Selon vous, la conception d’une institution pénitentiaire normative, développée notamment par Michel Foucault, n’est plus d’actualité. Pour quelle raison ?

Cet aspect disciplinaire normatif me semble devenu relativement marginal, ne serait-ce que parce que les gardiens n’ont pas le temps d’inculquer des normes aux détenus. Ils passent leur temps à parer à l’urgence. Les rythmes de la prison sont imposés en fonction de leur organisation du travail, et non d’une normalisation des détenus. Plus fondamentalement, l’administration pénitentiaire met en œuvre ce que j’appelle une éthique libérale du pouvoir. Son souci n’est pas de rééduquer les détenus, mais de leur adresser une injonction à se responsabiliser eux-mêmes. Un peu comme dans le monde de l’entreprise ou du travail social, il s’agit d’inciter les personnes à plus d’autonomie individuelle. Le paradoxe est que la prison est une institution close. Penser que quelqu’un va pouvoir trouver un travail par lui-même alors qu’il est enfermé, qu’il n’a pas accès à Internet et très peu au téléphone, c’est une vue de l’esprit. Les détenus se sentent d’ailleurs souvent abandonnés à eux-mêmes. Quant aux CIP, qui sont en première ligne sur ces questions, la plupart d’entre eux estiment ne pas avoir à intervenir directement mais jouer un simple rôle d’orientation.

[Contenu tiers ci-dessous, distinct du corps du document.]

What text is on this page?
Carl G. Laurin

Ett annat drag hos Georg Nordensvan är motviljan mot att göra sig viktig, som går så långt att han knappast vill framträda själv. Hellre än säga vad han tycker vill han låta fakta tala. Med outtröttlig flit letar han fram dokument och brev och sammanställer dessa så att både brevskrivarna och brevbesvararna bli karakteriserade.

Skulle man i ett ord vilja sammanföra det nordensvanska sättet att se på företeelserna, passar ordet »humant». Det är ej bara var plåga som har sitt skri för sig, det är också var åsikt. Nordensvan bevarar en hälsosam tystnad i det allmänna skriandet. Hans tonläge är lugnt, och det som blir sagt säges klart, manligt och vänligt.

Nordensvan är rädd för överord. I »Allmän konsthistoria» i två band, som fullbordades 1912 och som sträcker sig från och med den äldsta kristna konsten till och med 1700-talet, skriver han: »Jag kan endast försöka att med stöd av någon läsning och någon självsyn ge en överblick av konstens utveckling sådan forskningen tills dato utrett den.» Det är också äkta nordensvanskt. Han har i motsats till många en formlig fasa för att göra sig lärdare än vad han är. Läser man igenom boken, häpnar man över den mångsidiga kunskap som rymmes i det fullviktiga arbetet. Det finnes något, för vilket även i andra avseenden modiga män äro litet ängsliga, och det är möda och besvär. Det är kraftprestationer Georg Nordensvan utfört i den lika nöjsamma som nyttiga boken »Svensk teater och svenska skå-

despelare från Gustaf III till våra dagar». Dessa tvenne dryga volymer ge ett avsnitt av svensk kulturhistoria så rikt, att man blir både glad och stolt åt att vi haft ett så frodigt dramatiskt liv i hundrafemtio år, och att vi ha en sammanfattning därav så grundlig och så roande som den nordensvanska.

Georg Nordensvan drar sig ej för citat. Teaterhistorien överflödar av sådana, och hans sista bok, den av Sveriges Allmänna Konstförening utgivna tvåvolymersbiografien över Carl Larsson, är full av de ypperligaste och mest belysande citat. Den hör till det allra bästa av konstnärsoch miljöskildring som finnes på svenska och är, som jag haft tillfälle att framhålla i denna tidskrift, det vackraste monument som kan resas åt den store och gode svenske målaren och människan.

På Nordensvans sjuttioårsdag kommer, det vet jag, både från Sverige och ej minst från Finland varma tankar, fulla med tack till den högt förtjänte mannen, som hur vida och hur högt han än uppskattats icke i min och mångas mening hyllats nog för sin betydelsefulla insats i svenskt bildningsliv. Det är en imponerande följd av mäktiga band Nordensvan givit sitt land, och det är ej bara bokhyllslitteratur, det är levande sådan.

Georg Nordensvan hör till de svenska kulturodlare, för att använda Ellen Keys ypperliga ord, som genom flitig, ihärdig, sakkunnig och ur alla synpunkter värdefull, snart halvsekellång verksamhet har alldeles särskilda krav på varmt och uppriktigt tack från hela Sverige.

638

Justement, vous décrivez un recentrage des missions des CIP sur le droit et la gestion de la peine…

Dans les maisons d’arrêt importantes, comme celles où j’ai enquêté, les conseillers d’insertion et de probation, qui suivent chacun une centaine de détenus, passent, en moyenne, une heure et demie chaque jour à leur contact. Le reste de leur temps est dédié à la rédaction de rapports, le plus souvent pour le juge d’application des peines. Depuis le début des années 2000, leur profil s’est fortement judiciarisé et leur travail s’est bureaucratisé. Il s’agit de fournir aux magistrats des éléments d’appréciation de la dangerosité, du risque de récidive, de la capacité de l’individu à se réinsérer. Ce travail a pris le pas sur l’intervention directe et l’accompagnement des détenus – par exemple, sur la recherche d’un logement ou d’un travail pour une personne en fin de peine. C’est aussi la volonté de l’institution de considérer les détenus comme des citoyens normaux devant être pris en charge par les services sociaux de droit commun. Dans certaines maisons d’arrêt, la caisse d’assurance maladie ou Pôle emploi assurent des permanences, mais les services sociaux de secteur refusent d’intervenir, notamment parce qu’ils sont déjà débordés. Il n’y a donc personne qui puisse assurer un véritable travail d’accompagnement social auprès des détenus. Certains CIP continuent de le faire parce que c’est leur conception du métier, mais c’est difficile à concilier avec leurs obligations.

Quelles conclusions tirez-vous de ce développement du droit au sein de l’univers pénitentiaire ?

Cela montre qu’il existe des tendances contradictoires au sein d’une institution que l’on pourrait croire monolithique. On ne peut pas réduire la prison uniquement à son aspect sécuritaire, même s’il reste extrêmement présent. Il y a une recherche d’équilibre permanente entre l’injonction à prendre en charge des populations vulnérables souffrant souvent de problèmes sociaux et psychologiques, et la nécessité de les garder enfermées en évitant qu’elles ne s’évadent. Le développement du droit en prison est loin de résoudre tous les problèmes, mais il n’est pas non plus sans effet, dans le quotidien des prisons mais aussi dans les réflexions législatives en vue de repenser la sanction pénale.

Propos recueillis par Jérôme Vachon

Repères

Yasmine Bouagga est attachée d’enseignement et de recherche en sociologie à l’université Paris-Dauphine.

Elle a présenté en octobre 2013 une thèse intitulée « Humaniser la peine ?

Ethnographie du traitement pénal en maison d’arrêt ». Elle a également participé à l’ouvrage collectif Juger, réprimer, accompagner. Essai sur la morale de l’Etat (Ed. Seuil, 2013).